Group: Lawsuit ‘a waste taxpayers’ money’

The Ocean Stewards Institute on Tuesday applauded a U.S. District Court judge’s decision allowing the U.S. government to issue a permit to Kampachi Farms for its open-ocean fish farm in federal waters off the coast of Hawaii’s Big Island.

The Washington, D.C., environmental organization Food & Water Watch and Hawaiian-Environmental Alliance (KAHEA) had filed a lawsuit arguing that that the National Marine Fisheries Service (NMFS) lacks the authority under the Magnuson-Stevens Fishery Conservation and Management Act to grant such a permit because the activity qualifies as “aquaculture,” not “fishing.”

Initially, NMFS issued Kampachi Farms a permit for its experimental “Velella Project” involving a single, small submersible pen stocked with 2,000 kampachi, a yellowtail relative native to Hawaiian waters. The pen, which isn’t tethered to the ocean floor, then drifted 3 to 75 miles offshore in waters up to 12,000 feet deep. The project was successfully concluded in February, and the company seeks additional permits to continue.

“The results from this Velella beta test were of great value to us, and to environmentalists and seafood lovers everywhere,” said Neil Anthony Sims, co-CEO of Kampachi Farms and president of the Ocean Stewards, an aquaculture advocacy group. “We should continue to move forward with developing responsible, sustainable sources of great-tasting, healthful fish. The world’s appetite for seafood grows, and we cannot increase our pressure on wild fish stocks. We need to find sustainable solutions. That’s what this research was exploring.” 

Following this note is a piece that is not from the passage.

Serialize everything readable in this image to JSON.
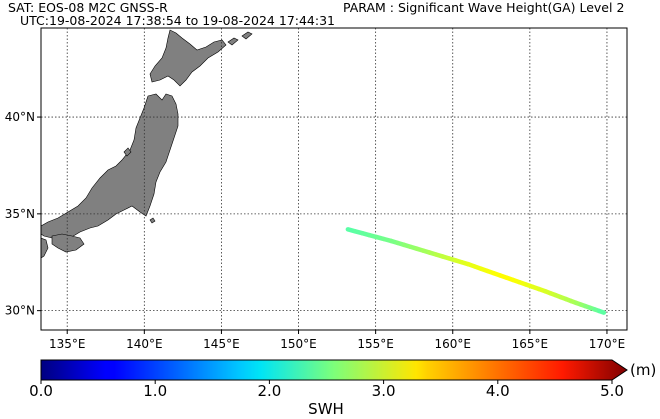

Sims questioned the reasoning behind the suit. 

“Why would you waste taxpayers’ money dragging NOAA into court to try to make them stop giving out research permits? Should we stop all research in the ocean? Should such research be unregulated? Or should we stop eating fish altogether? The extremist groups behind this lawsuit are not environmentalists — they are obstructionists,” he said.